Ich habe zwei Möglichkeiten. Entweder erlaube ich mir, dass diese Krise mich bricht, oder ich erlaube mir, Rekorde zu brechen. Die Menschen in Honduras wollen während der Krise Kaffee. Für manche Menschen ist Kaffee ein erschwinglicher Luxus. Sie fordern Kaffeebohnen zum Mahlen zu Hause oder eine gute Tasse aus unserem Laden während der Sperrung.

Eine Geschichte von zwei Kaffeebauern: Wie sie die Pandemie in Honduras überleben Die Borjas Plantage. Allan Discua Cruz

Leonardo beschrieb, wie er Änderungen wie Rucksäcke eingeführt hat, damit Motorradfahrer sein Produkt an die Türen der Menschen liefern können, und ein System, mit dem die Menschen in ländlichen Gebieten telefonisch für Kaffee bezahlen können.

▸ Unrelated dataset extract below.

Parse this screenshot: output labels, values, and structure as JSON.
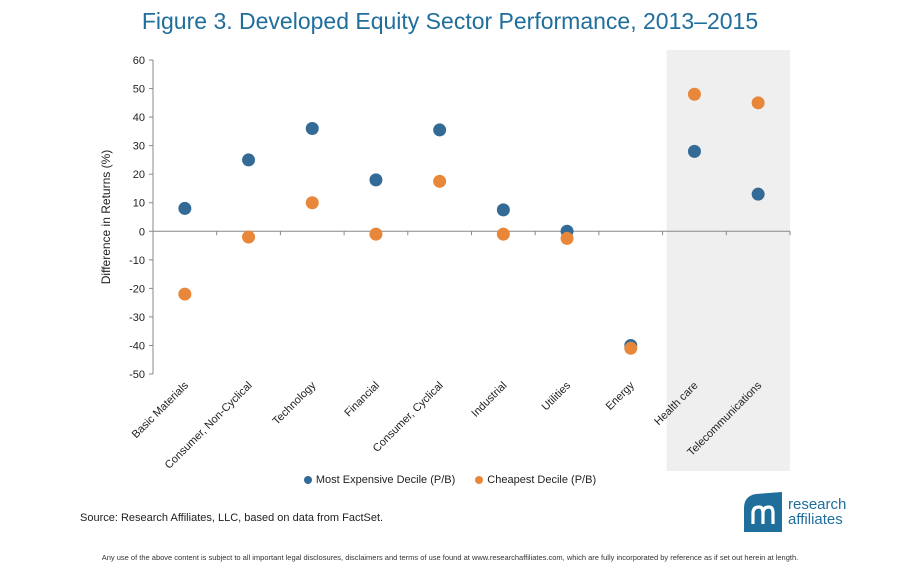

Er hat jetzt Probleme, mit der lokalen Nachfrage fertig zu werden, da er gesehen hat, dass Kunden seinen Kaffee gegenüber Alternativen beliebter Ketten wählen. Es ist ein großer Kontrast zu den Warnungen, die Freunde ihm 2018 gaben, dass es ihm schwer fallen würde, die Leute davon zu überzeugen, extra zu zahlen.

Er glaubt, dass Kunden seinen Kaffee sowohl wegen seiner Qualität kaufen als auch weil er jetzt seine Werte und sein Erbe in der Verpackung kommuniziert. Wie er es ausdrückt, "spricht Qualität für sich selbst, und in Krisenzeiten ist diese Stimme lauter".

Da internationale Kunden während der Krise in Bereitschaft bleiben, werden Kaffeebauernfamilien, die in die Verbesserung der Kaffeequalität und die effektive Kommunikation ihrer Geschichte investiert haben, hoffentlich wieder stärker auftauchen, wenn die Nachfrage zurückkehrt.Das Gespräch

Über den Autor

Allan Discua-Cruz, Dozent für Unternehmertum, Lancaster University

Dieser Artikel wird erneut veröffentlicht Das Gespräch unter einer Creative Commons-Lizenz. Lies das Original Artikel.